The early statutes granted a preference to physicians' bills "during the last sickness." L. 1898, c. 234, § 66, p. 738; Rev. of 1877, p. 764, § 58; Rev. Stat. p. 346 § 2 of 1847. *400 In 1916 the statute was broadened to include nurses' bills "during the last sickness." L. 1916, c. 35, § 1, p. 62. In 1941 the statute was broadened again to include hospitals' bills "during the last sickness." L. 1941, c. 228, § 1, p. 646. In the 1951 revision of Title 3, "last sickness" was changed to read "last illness." N.J.S. 3A:24-2.

I am unable to find any record of legislative motivation for the statute, save for the "Statement" annexed to the 1941 amendment:

"The purpose of this proposed amendment is to include hospitals as preferred claimants for hospitalization rendered during the last sickness of the decedent. As hospitals are charitable in nature, they are entitled to this protection." (Emphasis supplied)

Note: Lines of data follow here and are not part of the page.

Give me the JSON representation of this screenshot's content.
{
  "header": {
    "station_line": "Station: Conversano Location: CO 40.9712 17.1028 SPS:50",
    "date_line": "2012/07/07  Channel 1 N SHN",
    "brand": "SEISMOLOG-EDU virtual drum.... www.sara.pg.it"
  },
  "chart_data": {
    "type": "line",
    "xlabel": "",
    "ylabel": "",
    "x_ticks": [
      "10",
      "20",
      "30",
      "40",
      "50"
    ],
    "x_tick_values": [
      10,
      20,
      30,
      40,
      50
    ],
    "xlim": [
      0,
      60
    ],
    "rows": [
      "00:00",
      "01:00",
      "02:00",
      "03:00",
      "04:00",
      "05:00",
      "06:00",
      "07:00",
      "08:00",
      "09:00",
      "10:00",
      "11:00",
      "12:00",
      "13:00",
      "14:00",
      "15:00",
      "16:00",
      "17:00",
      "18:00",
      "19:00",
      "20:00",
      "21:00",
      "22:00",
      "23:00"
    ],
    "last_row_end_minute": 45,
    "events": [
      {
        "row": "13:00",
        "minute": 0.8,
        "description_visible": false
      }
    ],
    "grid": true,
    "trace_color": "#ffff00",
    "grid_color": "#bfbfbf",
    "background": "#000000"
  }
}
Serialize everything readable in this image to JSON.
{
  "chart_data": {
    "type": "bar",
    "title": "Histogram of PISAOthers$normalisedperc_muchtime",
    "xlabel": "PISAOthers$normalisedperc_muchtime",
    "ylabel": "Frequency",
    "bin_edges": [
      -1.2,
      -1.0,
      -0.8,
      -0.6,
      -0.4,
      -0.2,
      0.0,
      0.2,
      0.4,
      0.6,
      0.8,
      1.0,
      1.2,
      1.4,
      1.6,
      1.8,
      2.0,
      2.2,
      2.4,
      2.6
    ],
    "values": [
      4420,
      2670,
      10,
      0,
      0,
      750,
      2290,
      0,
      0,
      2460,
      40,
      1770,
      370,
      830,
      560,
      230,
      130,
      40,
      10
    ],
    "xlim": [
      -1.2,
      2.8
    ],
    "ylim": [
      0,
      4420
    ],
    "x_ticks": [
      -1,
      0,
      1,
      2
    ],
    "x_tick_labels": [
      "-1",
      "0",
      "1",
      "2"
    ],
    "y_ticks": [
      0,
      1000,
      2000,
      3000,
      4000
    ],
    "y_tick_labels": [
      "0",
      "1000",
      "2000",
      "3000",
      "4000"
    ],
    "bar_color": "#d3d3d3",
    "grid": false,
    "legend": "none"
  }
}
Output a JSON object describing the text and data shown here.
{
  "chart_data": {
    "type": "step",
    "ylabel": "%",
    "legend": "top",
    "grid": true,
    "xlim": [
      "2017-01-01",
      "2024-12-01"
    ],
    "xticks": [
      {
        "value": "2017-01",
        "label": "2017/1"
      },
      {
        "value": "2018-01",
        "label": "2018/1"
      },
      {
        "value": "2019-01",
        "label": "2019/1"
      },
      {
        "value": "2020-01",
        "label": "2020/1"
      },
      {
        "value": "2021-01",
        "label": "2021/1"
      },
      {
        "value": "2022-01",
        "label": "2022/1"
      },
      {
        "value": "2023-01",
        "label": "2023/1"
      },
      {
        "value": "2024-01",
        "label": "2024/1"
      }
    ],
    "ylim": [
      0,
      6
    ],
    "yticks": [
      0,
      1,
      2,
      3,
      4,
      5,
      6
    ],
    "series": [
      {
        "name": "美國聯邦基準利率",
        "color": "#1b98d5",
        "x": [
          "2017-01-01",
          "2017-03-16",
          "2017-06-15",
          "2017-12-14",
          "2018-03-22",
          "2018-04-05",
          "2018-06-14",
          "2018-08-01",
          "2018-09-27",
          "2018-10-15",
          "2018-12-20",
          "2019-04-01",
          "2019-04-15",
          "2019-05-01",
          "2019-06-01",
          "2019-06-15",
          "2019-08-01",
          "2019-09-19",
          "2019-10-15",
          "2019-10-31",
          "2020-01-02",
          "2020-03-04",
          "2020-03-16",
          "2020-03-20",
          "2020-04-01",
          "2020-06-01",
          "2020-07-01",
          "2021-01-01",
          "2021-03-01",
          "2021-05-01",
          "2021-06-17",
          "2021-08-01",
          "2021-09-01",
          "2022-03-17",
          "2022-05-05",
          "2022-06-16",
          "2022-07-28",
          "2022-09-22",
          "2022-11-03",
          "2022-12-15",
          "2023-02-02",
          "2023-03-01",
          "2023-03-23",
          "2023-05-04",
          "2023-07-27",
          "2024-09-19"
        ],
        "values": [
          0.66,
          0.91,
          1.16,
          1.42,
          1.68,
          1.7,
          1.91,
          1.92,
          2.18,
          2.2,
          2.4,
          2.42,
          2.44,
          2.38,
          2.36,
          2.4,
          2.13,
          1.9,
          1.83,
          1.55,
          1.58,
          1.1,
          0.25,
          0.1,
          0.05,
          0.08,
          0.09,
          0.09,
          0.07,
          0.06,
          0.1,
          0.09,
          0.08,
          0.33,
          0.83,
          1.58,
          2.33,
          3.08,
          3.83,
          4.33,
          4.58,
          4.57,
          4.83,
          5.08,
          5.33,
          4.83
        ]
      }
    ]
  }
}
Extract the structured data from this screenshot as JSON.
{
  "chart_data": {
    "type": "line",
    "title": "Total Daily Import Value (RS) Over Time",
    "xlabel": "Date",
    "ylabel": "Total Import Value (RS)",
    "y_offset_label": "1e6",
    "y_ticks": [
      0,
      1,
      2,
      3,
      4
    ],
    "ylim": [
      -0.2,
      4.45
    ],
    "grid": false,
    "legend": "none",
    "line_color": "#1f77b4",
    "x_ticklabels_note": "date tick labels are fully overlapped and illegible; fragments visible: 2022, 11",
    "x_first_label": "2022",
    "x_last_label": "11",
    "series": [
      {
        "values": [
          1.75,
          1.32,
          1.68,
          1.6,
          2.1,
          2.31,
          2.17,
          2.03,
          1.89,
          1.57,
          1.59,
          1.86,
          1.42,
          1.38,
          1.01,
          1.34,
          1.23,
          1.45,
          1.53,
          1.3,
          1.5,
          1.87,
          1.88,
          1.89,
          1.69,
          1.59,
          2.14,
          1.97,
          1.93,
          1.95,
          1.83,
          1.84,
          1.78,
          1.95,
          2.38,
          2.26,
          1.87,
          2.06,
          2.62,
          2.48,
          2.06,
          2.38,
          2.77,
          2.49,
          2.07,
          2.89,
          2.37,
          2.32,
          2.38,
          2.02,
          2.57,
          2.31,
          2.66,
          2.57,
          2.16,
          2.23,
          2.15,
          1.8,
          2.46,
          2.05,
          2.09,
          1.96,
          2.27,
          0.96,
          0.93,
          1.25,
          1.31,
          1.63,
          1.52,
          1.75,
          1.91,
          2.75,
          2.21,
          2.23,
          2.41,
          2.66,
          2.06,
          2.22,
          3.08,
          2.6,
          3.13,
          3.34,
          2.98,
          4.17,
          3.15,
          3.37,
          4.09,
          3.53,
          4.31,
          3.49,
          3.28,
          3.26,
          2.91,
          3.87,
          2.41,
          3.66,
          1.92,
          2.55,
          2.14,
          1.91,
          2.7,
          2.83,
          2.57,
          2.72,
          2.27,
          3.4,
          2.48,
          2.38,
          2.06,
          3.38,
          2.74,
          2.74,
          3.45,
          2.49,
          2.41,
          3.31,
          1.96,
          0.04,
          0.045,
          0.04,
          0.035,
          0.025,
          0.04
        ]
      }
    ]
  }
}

Similar statutes have been construed in other jurisdictions. In Maine, the court said:

"The object which the Legislature had in view doubtless was that a sick man, though possessed of but very little property, should be in no danger of suffering by reason of the want of medical advice and assistance, even where unfeeling physicians, if there are any such, would be tempted to refuse or withdraw their professional attentions, apprehending they might lose their reward." Huse v. Brown, 8 Me. (Greenl.) 167 (1831), quoted in McLean v. Breen, 183 S.W., 394, 397 (Tex. Civ. App. 1916).

With equal probability it could be surmised that the Legislature also sought to assure medical attention to those hesitating to seek it because unwilling to be the object of charity and to assure the status attached to a paying patient.

The phrase "last illness" has been construed in other situations such as nuncupative wills. Annotation, 9 A.L.R. 462, 464 (1920). The majority view, to which New Jersey adhered, requires that the nuncupation take place during "extremis."

"That is, the law contemplates sudden and severe illness immediately preceding physical dissolution, when there is neither time nor *401 opportunity to make a written will, and therefore, in such case, if there is to be a will, it must of necessity be a merely verbal one." Carroll v. Bonham, 42 N.J. Eq. 625, 627 (Prerog. 1887).

The suddenness and severity of the illness is a sine que non regarding a nuncupative will.